‘Hone in’ vs. ‘home in’

by | Jan 2, 2009 | Blog | 0 comments

“Hone in” is wrong. You will hear a lot of people these days saying that they’re “honing in on” something or other. These people are wrong in their use of the expression. This type of misuse is known as an eggcorn.

Honing refers to the use of a honing steel to straighten the edge of a knife blade. Honing is done regularly to maintain a knife’s edge, and honing does not remove steel from the blade.

You don’t “hone in on” the blade, you just hone it.

Periodically, after enough use, the knife will need to be sharpened using a whetstone, which does remove a little steel. Both honing and sharpening are detailed in the video above.

By analogy, it makes perfect sense to speak of honing your skills or honing your argument.

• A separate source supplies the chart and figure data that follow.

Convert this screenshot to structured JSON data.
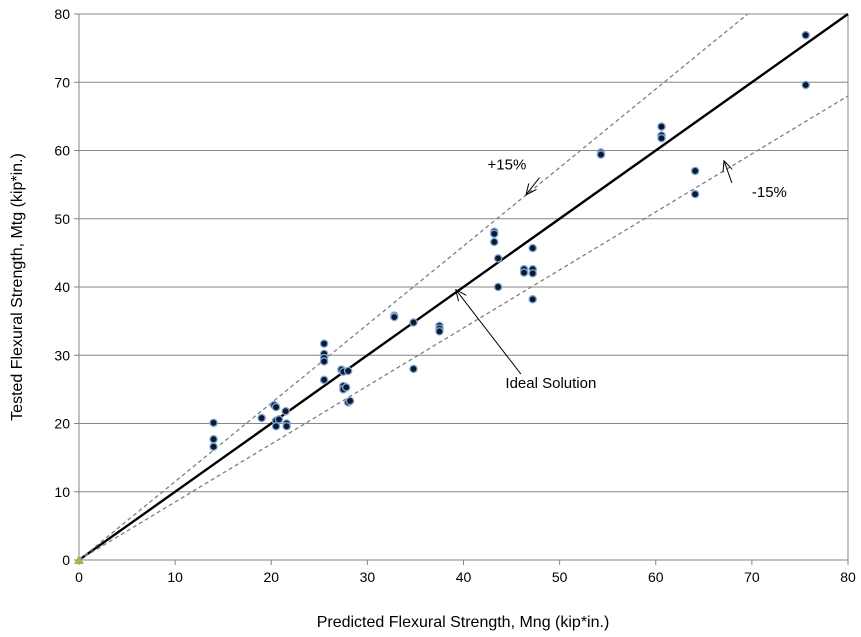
{
  "chart_data": {
    "type": "scatter",
    "xlabel": "Predicted Flexural Strength, Mng  (kip*in.)",
    "ylabel": "Tested Flexural Strength, Mtg  (kip*in.)",
    "xlim": [
      0,
      80
    ],
    "ylim": [
      0,
      80
    ],
    "x_ticks": [
      0,
      10,
      20,
      30,
      40,
      50,
      60,
      70,
      80
    ],
    "y_ticks": [
      0,
      10,
      20,
      30,
      40,
      50,
      60,
      70,
      80
    ],
    "grid": "horizontal",
    "lines": [
      {
        "name": "ideal",
        "slope": 1.0,
        "style": "solid"
      },
      {
        "name": "upper",
        "slope": 1.15,
        "style": "dashed"
      },
      {
        "name": "lower",
        "slope": 0.85,
        "style": "dashed"
      }
    ],
    "annotations": [
      {
        "text": "+15%",
        "points_to": [
          46.5,
          53.5
        ],
        "label_at": [
          42.5,
          57.2
        ]
      },
      {
        "text": "-15%",
        "points_to": [
          67.1,
          58.5
        ],
        "label_at": [
          70.0,
          53.2
        ]
      },
      {
        "text": "Ideal Solution",
        "points_to": [
          39.2,
          39.6
        ],
        "label_at": [
          46.8,
          25.2
        ]
      }
    ],
    "points": [
      {
        "x": 0,
        "y": 0
      },
      {
        "x": 14,
        "y": 20.1
      },
      {
        "x": 14,
        "y": 17.7
      },
      {
        "x": 14,
        "y": 16.6
      },
      {
        "x": 19,
        "y": 20.8
      },
      {
        "x": 20.3,
        "y": 22.7
      },
      {
        "x": 20.5,
        "y": 22.4
      },
      {
        "x": 20.5,
        "y": 20.4
      },
      {
        "x": 20.5,
        "y": 19.6
      },
      {
        "x": 20.8,
        "y": 20.6
      },
      {
        "x": 21.5,
        "y": 21.8
      },
      {
        "x": 21.6,
        "y": 20.0
      },
      {
        "x": 21.6,
        "y": 19.6
      },
      {
        "x": 25.5,
        "y": 31.7
      },
      {
        "x": 25.5,
        "y": 30.2
      },
      {
        "x": 25.5,
        "y": 29.6
      },
      {
        "x": 25.5,
        "y": 29.1
      },
      {
        "x": 25.5,
        "y": 26.4
      },
      {
        "x": 27.3,
        "y": 27.9
      },
      {
        "x": 27.5,
        "y": 27.6
      },
      {
        "x": 27.5,
        "y": 25.5
      },
      {
        "x": 27.5,
        "y": 25.0
      },
      {
        "x": 27.8,
        "y": 25.3
      },
      {
        "x": 28.0,
        "y": 27.7
      },
      {
        "x": 28.0,
        "y": 23.1
      },
      {
        "x": 28.2,
        "y": 23.3
      },
      {
        "x": 32.8,
        "y": 35.8
      },
      {
        "x": 32.8,
        "y": 35.6
      },
      {
        "x": 34.8,
        "y": 34.8
      },
      {
        "x": 34.8,
        "y": 28.0
      },
      {
        "x": 37.5,
        "y": 34.3
      },
      {
        "x": 37.5,
        "y": 33.9
      },
      {
        "x": 37.5,
        "y": 33.5
      },
      {
        "x": 43.2,
        "y": 48.1
      },
      {
        "x": 43.2,
        "y": 47.8
      },
      {
        "x": 43.2,
        "y": 46.6
      },
      {
        "x": 43.6,
        "y": 44.2
      },
      {
        "x": 43.6,
        "y": 40.0
      },
      {
        "x": 46.3,
        "y": 42.6
      },
      {
        "x": 46.3,
        "y": 42.1
      },
      {
        "x": 47.2,
        "y": 45.7
      },
      {
        "x": 47.2,
        "y": 42.6
      },
      {
        "x": 47.2,
        "y": 42.0
      },
      {
        "x": 47.2,
        "y": 38.2
      },
      {
        "x": 54.3,
        "y": 59.7
      },
      {
        "x": 54.3,
        "y": 59.4
      },
      {
        "x": 60.6,
        "y": 63.5
      },
      {
        "x": 60.6,
        "y": 62.2
      },
      {
        "x": 60.6,
        "y": 61.8
      },
      {
        "x": 64.1,
        "y": 57.0
      },
      {
        "x": 64.1,
        "y": 53.6
      },
      {
        "x": 75.6,
        "y": 76.9
      },
      {
        "x": 75.6,
        "y": 69.6
      }
    ]
  },
  "colors": {
    "grid": "#868686",
    "axis": "#868686",
    "ideal_line": "#000000",
    "band_line": "#7f7f7f",
    "point_fill": "#0b1a2e",
    "point_stroke": "#7ea6d6",
    "origin_marker": "#9bbb59"
  }
}
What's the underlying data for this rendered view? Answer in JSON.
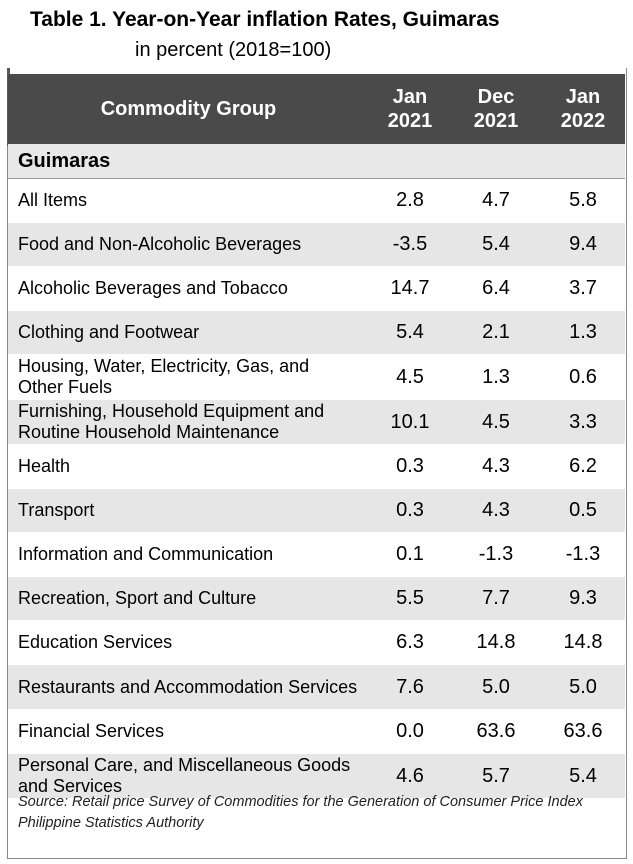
{
  "title": "Table 1. Year-on-Year inflation Rates, Guimaras",
  "subtitle": "in percent (2018=100)",
  "table": {
    "headers": {
      "group": "Commodity Group",
      "cols": [
        {
          "line1": "Jan",
          "line2": "2021"
        },
        {
          "line1": "Dec",
          "line2": "2021"
        },
        {
          "line1": "Jan",
          "line2": "2022"
        }
      ]
    },
    "region": "Guimaras",
    "rows": [
      {
        "label": "All Items",
        "values": [
          "2.8",
          "4.7",
          "5.8"
        ]
      },
      {
        "label": "Food and Non-Alcoholic Beverages",
        "values": [
          "-3.5",
          "5.4",
          "9.4"
        ]
      },
      {
        "label": "Alcoholic Beverages and Tobacco",
        "values": [
          "14.7",
          "6.4",
          "3.7"
        ]
      },
      {
        "label": "Clothing and Footwear",
        "values": [
          "5.4",
          "2.1",
          "1.3"
        ]
      },
      {
        "label": "Housing, Water, Electricity, Gas, and Other Fuels",
        "values": [
          "4.5",
          "1.3",
          "0.6"
        ]
      },
      {
        "label": "Furnishing, Household Equipment and Routine Household Maintenance",
        "values": [
          "10.1",
          "4.5",
          "3.3"
        ]
      },
      {
        "label": "Health",
        "values": [
          "0.3",
          "4.3",
          "6.2"
        ]
      },
      {
        "label": "Transport",
        "values": [
          "0.3",
          "4.3",
          "0.5"
        ]
      },
      {
        "label": "Information and Communication",
        "values": [
          "0.1",
          "-1.3",
          "-1.3"
        ]
      },
      {
        "label": "Recreation, Sport and Culture",
        "values": [
          "5.5",
          "7.7",
          "9.3"
        ]
      },
      {
        "label": "Education Services",
        "values": [
          "6.3",
          "14.8",
          "14.8"
        ]
      },
      {
        "label": "Restaurants and Accommodation Services",
        "values": [
          "7.6",
          "5.0",
          "5.0"
        ]
      },
      {
        "label": "Financial Services",
        "values": [
          "0.0",
          "63.6",
          "63.6"
        ]
      },
      {
        "label": "Personal Care, and Miscellaneous Goods and Services",
        "values": [
          "4.6",
          "5.7",
          "5.4"
        ]
      }
    ]
  },
  "source": "Source: Retail price Survey of Commodities for the Generation of Consumer Price Index Philippine Statistics Authority"
}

But it would be wrong to say you’re going to “hone in on” your main point.

 ‘Home in’ is correct

The correct expression, “home in,” is derived originally from homing pigeons — messenger pigeons used as far back as 3000 BC to deliver military messages because of their unique ability to find their way home.

Expanding from the concept of homing pigeons, “homing” eventually was applied to pilots flying their airplanes home, and later to missile guidance systems that used technology to help a missile “home in on” a target — typically through some sort of feedback and course-correction mechanism.
It is from this context that a detective can be said to home in on a suspect, or researchers home in on a cure for a disease.

Understanding this, “home in” makes sense and “hone in” does not. Therefore, “hone in” is wrong, whether or not dictionaries acknowledge it.

It is up to each of us to insist on using language as accurately as possible, because through careless imprecision we can gradually slip into chaos and madness.